RBI Eases External Commercial Borrowing Framework
The central bank eased foreign borrowing norms allowing a wider set of end-users to tap overseas markets for loans.
It expanded the definition of beneficiaries eligible for external commercial borrowings to include all entities that can receive foreign direct investment, according to the Reserve Bank of India’s circular uploaded to its website. Among those now eligible are: port trusts, units in special economic zones, microlenders, not-for-profit companies, registered societies/trusts/cooperatives and non-government organisations.
The Export-Import Bank and the Small Industries Development Bank of India has been allowed to borrow overseas from recognised lenders.
The RBI had indicated in its December monetary policy meeting that it could consider easing overseas borrowing rules. The new framework will come into effect immediately.
The previous four-tier structure has been replaced by two specific channels: dollar- and rupee-denominated ECBs.
Earlier, there was a distinction between foreign currency ECBs with a minimum average maturity period of three to five years and 10 years. Both these routes have been subsumed into foreign currency-denominated ECBs.
Indian rupee-denominated overseas borrowings with similar sets of maturities have been combined into a single rupee- denominated ECBs.
- The RBI kept minimum average maturity period unchanged at three years for all ECBs, irrespective of the amount borrowed. But if a manufacturer raises overseas debt of up to $50 million in a financial year, the minimum average maturity period would be one year.
- Any ECBs raised by the foreign equity holder (of a domestic company for example) which are utilised for specific purposes will have a minimum average maturity of five years.

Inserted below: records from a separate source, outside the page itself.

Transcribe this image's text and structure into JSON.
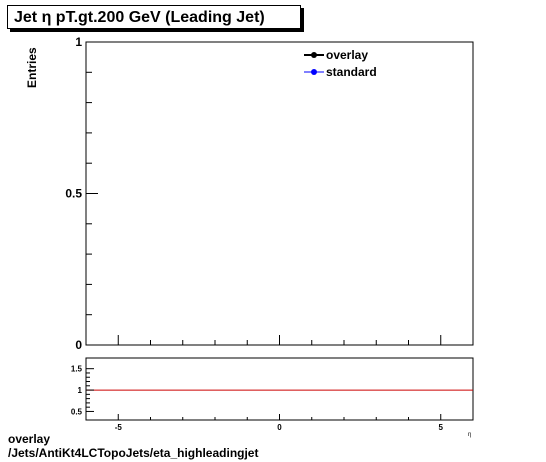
{
  "title": "Jet  η pT.gt.200 GeV (Leading Jet)",
  "footer": {
    "line1": "overlay",
    "line2": "/Jets/AntiKt4LCTopoJets/eta_highleadingjet"
  },
  "colors": {
    "overlay": "#000000",
    "standard": "#0000ff",
    "ratio_line": "#cc0000"
  },
  "chart_data": [
    {
      "type": "line",
      "title": "Jet  η pT.gt.200 GeV (Leading Jet)",
      "ylabel": "Entries",
      "xlabel": "",
      "xlim": [
        -6,
        6
      ],
      "ylim": [
        0,
        1
      ],
      "yticks": [
        {
          "value": 0,
          "label": "0"
        },
        {
          "value": 0.5,
          "label": "0.5"
        },
        {
          "value": 1,
          "label": "1"
        }
      ],
      "legend": {
        "position": "top-right",
        "entries": [
          "overlay",
          "standard"
        ]
      },
      "series": [
        {
          "name": "overlay",
          "x": [],
          "y": []
        },
        {
          "name": "standard",
          "x": [],
          "y": []
        }
      ]
    },
    {
      "type": "line",
      "title": "",
      "xlim": [
        -6,
        6
      ],
      "ylim": [
        0.3,
        1.75
      ],
      "xticks": [
        {
          "value": -5,
          "label": "-5"
        },
        {
          "value": 0,
          "label": "0"
        },
        {
          "value": 5,
          "label": "5"
        }
      ],
      "yticks": [
        {
          "value": 0.5,
          "label": "0.5"
        },
        {
          "value": 1,
          "label": "1"
        },
        {
          "value": 1.5,
          "label": "1.5"
        }
      ],
      "reference_line": 1,
      "axis_end_label": "η"
    }
  ]
}
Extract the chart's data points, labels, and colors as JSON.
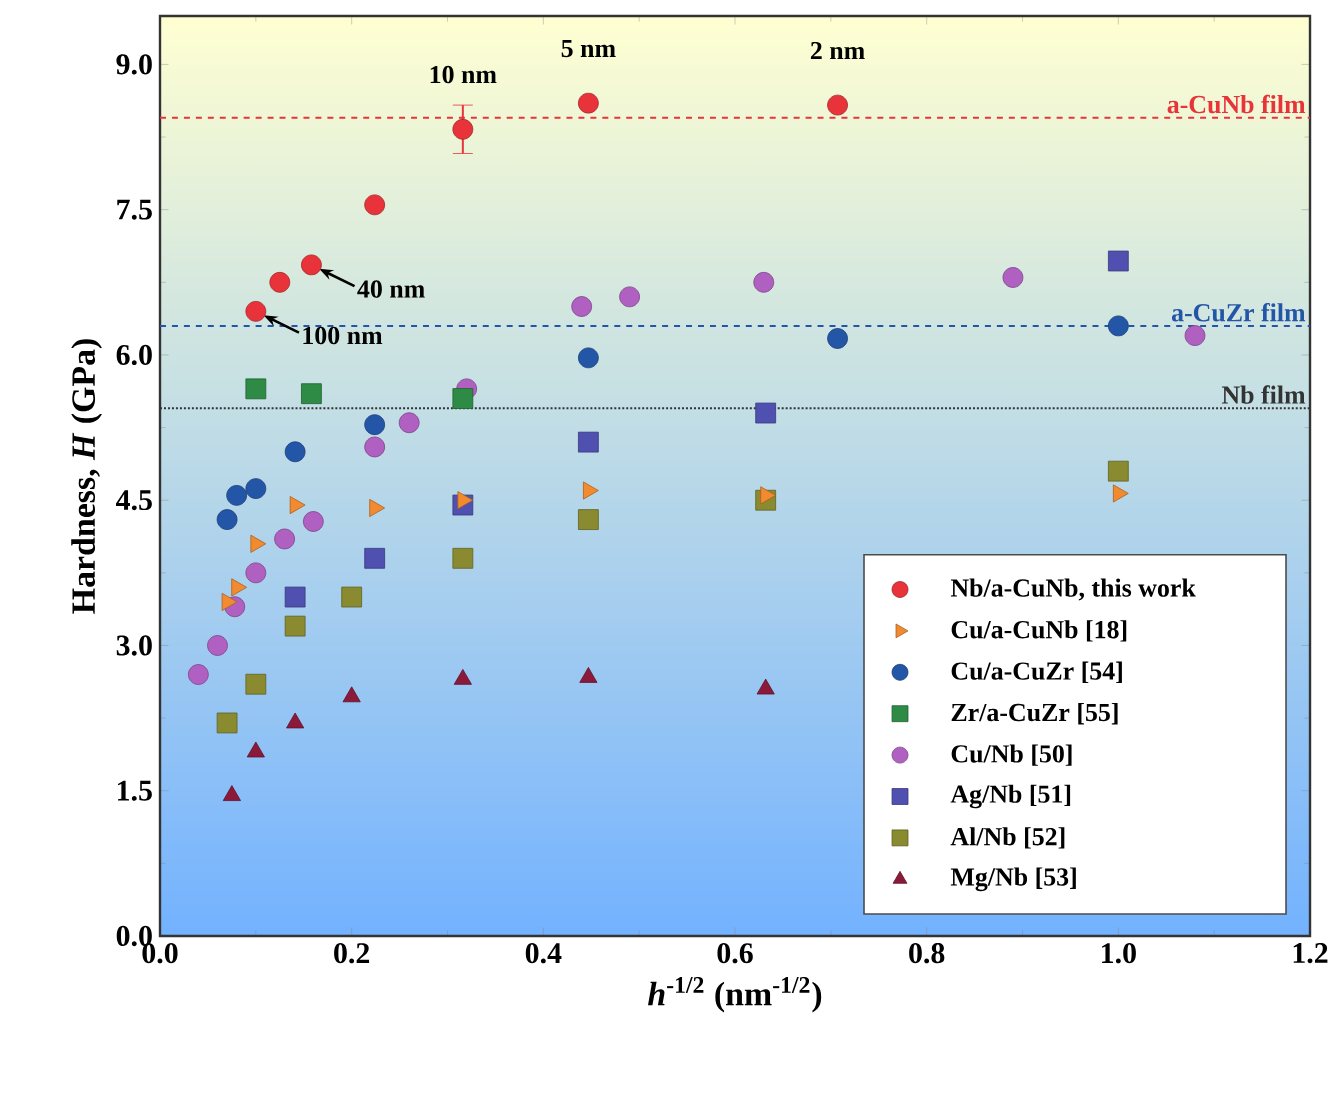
{
  "chart_data": {
    "type": "scatter",
    "xlabel": "*h*$^{-1/2}$ (nm$^{-1/2}$)",
    "ylabel": "Hardness, *H* (GPa)",
    "xlim": [
      0,
      1.2
    ],
    "ylim": [
      0,
      9.5
    ],
    "xticks": [
      {
        "value": 0,
        "label": "0.0"
      },
      {
        "value": 0.2,
        "label": "0.2"
      },
      {
        "value": 0.4,
        "label": "0.4"
      },
      {
        "value": 0.6,
        "label": "0.6"
      },
      {
        "value": 0.8,
        "label": "0.8"
      },
      {
        "value": 1,
        "label": "1.0"
      },
      {
        "value": 1.2,
        "label": "1.2"
      }
    ],
    "yticks": [
      {
        "value": 0,
        "label": "0.0"
      },
      {
        "value": 1.5,
        "label": "1.5"
      },
      {
        "value": 3,
        "label": "3.0"
      },
      {
        "value": 4.5,
        "label": "4.5"
      },
      {
        "value": 6,
        "label": "6.0"
      },
      {
        "value": 7.5,
        "label": "7.5"
      },
      {
        "value": 9,
        "label": "9.0"
      }
    ],
    "legend": "bottom right",
    "grid": false,
    "series": [
      {
        "name": "Nb/a-CuNb, this work",
        "color": "#e8333a",
        "marker": "circle",
        "x": [
          0.1,
          0.125,
          0.158,
          0.224,
          0.316,
          0.447,
          0.707
        ],
        "values": [
          6.45,
          6.75,
          6.93,
          7.55,
          8.33,
          8.6,
          8.58
        ],
        "errors": [
          null,
          null,
          null,
          null,
          0.25,
          null,
          null
        ]
      },
      {
        "name": "Cu/a-CuNb [18]",
        "color": "#f28a30",
        "marker": "triangle",
        "x": [
          0.07,
          0.08,
          0.1,
          0.141,
          0.224,
          0.316,
          0.447,
          0.632,
          1.0
        ],
        "values": [
          3.45,
          3.6,
          4.05,
          4.45,
          4.42,
          4.5,
          4.6,
          4.55,
          4.57
        ]
      },
      {
        "name": "Cu/a-CuZr [54]",
        "color": "#2456a8",
        "marker": "circle",
        "x": [
          0.07,
          0.08,
          0.1,
          0.141,
          0.224,
          0.447,
          0.707,
          1.0
        ],
        "values": [
          4.3,
          4.55,
          4.62,
          5.0,
          5.28,
          5.97,
          6.17,
          6.3
        ]
      },
      {
        "name": "Zr/a-CuZr [55]",
        "color": "#2e8b45",
        "marker": "square",
        "x": [
          0.1,
          0.158,
          0.316
        ],
        "values": [
          5.65,
          5.6,
          5.55
        ]
      },
      {
        "name": "Cu/Nb [50]",
        "color": "#b060c0",
        "marker": "circle",
        "x": [
          0.04,
          0.06,
          0.078,
          0.1,
          0.13,
          0.16,
          0.224,
          0.26,
          0.32,
          0.44,
          0.49,
          0.63,
          0.89,
          1.08
        ],
        "values": [
          2.7,
          3.0,
          3.4,
          3.75,
          4.1,
          4.28,
          5.05,
          5.3,
          5.65,
          6.5,
          6.6,
          6.75,
          6.8,
          6.2
        ]
      },
      {
        "name": "Ag/Nb [51]",
        "color": "#5050b0",
        "marker": "square",
        "x": [
          0.141,
          0.224,
          0.316,
          0.447,
          0.632,
          1.0
        ],
        "values": [
          3.5,
          3.9,
          4.45,
          5.1,
          5.4,
          6.97
        ]
      },
      {
        "name": "Al/Nb [52]",
        "color": "#8a8a30",
        "marker": "square",
        "x": [
          0.07,
          0.1,
          0.141,
          0.2,
          0.316,
          0.447,
          0.632,
          1.0
        ],
        "values": [
          2.2,
          2.6,
          3.2,
          3.5,
          3.9,
          4.3,
          4.5,
          4.8
        ]
      },
      {
        "name": "Mg/Nb [53]",
        "color": "#8b1a3a",
        "marker": "triangle",
        "x": [
          0.075,
          0.1,
          0.141,
          0.2,
          0.316,
          0.447,
          0.632
        ],
        "values": [
          1.45,
          1.9,
          2.2,
          2.47,
          2.65,
          2.67,
          2.55
        ]
      }
    ],
    "ref_lines": [
      {
        "axis": "y",
        "value": 8.45,
        "label": "a-CuNb film",
        "color": "#e8333a",
        "line_style": "dashed"
      },
      {
        "axis": "y",
        "value": 6.3,
        "label": "a-CuZr film",
        "color": "#2456a8",
        "line_style": "dashed"
      },
      {
        "axis": "y",
        "value": 5.45,
        "label": "Nb film",
        "color": "#333333",
        "line_style": "dotted"
      }
    ],
    "annotations": [
      {
        "text": "10 nm",
        "x": 0.316,
        "y": 8.33
      },
      {
        "text": "5 nm",
        "x": 0.447,
        "y": 8.6
      },
      {
        "text": "2 nm",
        "x": 0.707,
        "y": 8.58
      },
      {
        "text": "40 nm",
        "x": 0.158,
        "y": 6.93
      },
      {
        "text": "100 nm",
        "x": 0.1,
        "y": 6.45
      }
    ]
  }
}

- The RBI kept the borrowing limit under the automatic route unchanged at $750 per financial year but replaced the sector-wise limits.
- The all-in-cost ceiling has been retained at 450 basis points over Libor in case of foreign-currency borrowings, and “over the prevailing yield of the government of India securities of corresponding maturity”.
The common negative list of end-uses for which ECBs cannot be raised or utilised remains unchanged. An eligible borrower cannot raise ECBs for real-estate activities, capital market investments, equity investments, on-lending to entities, and even working capital or general corporate activities unless the funds are raised specifically by the foreign equity holders of the resident borrower.